Yes, unfortunately there is always a trade-off between security and usability. Things like encrypted volumes are not very friendly and intuitive but provide security. Similarly, lots of neat tricks that Dropbox uses might become void. But at least dedup that was one of their strong features still works.

No, Dropbox does not know who has what hash.

They don't need to - you upload AES(F, H(F)), so if the RIAA give DropBox a sample "Beyonce: Pop Song #7.mp3" file, DropBox can do H(F), then do AES(F, H(F)), then say "do we have this? Yes. Who uploaded it? Accounts adambloggs1, beatricebloggs2, carltonbloggs3, delaneybloggs4".

They couldn't trawl for the RIAA by filename only, or by file hash only, but they could trawl from an example file.

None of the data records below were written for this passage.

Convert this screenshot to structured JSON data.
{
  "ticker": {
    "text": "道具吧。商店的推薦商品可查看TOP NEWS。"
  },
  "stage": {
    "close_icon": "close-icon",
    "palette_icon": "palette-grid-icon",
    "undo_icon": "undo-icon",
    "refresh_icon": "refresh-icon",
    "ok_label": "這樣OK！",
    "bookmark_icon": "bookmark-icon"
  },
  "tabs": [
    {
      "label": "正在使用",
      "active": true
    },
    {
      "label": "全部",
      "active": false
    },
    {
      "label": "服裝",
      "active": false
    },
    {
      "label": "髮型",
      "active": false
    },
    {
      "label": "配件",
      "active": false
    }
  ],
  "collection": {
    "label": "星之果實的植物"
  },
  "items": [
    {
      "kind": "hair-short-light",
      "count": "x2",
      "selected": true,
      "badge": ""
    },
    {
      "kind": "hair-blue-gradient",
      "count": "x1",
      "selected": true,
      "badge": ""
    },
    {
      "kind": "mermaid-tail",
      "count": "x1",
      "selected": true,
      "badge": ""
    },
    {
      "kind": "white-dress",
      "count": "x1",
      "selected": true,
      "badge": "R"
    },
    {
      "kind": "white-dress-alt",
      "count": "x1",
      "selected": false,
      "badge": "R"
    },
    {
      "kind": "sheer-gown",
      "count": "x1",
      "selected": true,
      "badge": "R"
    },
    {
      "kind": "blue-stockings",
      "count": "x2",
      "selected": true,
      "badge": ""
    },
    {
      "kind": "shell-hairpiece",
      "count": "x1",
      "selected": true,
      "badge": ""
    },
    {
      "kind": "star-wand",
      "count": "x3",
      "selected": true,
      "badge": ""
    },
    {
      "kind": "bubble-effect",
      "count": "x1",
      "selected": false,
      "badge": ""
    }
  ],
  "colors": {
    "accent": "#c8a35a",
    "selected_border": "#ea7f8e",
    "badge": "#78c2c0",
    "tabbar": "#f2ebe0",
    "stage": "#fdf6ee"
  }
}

The safe stuff would be your accounts - since there is nobody to provide an example file for them to hash/encrypt. (Except it wouldn't be totally safe since they could weaken the local database encryption or pass themselves the key to it, and you'd never know).

We can agree that they might be able to do it and keep DeDupe, though.

They don't need to - you upload AES(F, H(F)), so if the RIAA give DropBox a sample "Beyonce: Pop Song #7.mp3" file, DropBox can do H(F), then do AES(F, H(F)), then say "do we have this? Yes. Who uploaded it? Accounts adambloggs1, beatricebloggs2, carltonbloggs3, delaneybloggs4".

I've worked it out and if I'm not incorrect the table that adambloggs1 that has (hash2(file1), hash2(file2), ..., hash2(file10)) which are adambloggs1 10 files can be stored remotely encrypted by the client's key (derived from his password in a secure way that Dropbox cannot). What this means is that whenever the client has to send across hashes to dropbox to sync across files, he gets his encrypted database from dropbox, decrypts it remotely and proceeds to give dropbox relevant hash information.

There are 2 problems definitely that can compromise the system:

1. Dropbox decides to store your requests because of a subpoena (effectively they're logging you---which is not required for functionality). Then the encryption is useless.

2. If dropbox does not log you, then can collude and catch you in the act (i.e., an online attack)

So the solution is ugly, and reasonable, but has some weaknesses. Yet, it is better than nothing.

This system makes sure that RIAA cannot trawl by filename or hash only unless dropbox stores logs or some activity is done online.

There are cloud storage providers doing this. See for instance the tarsnap.com solution. Data is stored but with a key in your end. In other words, it is cloud storage done right.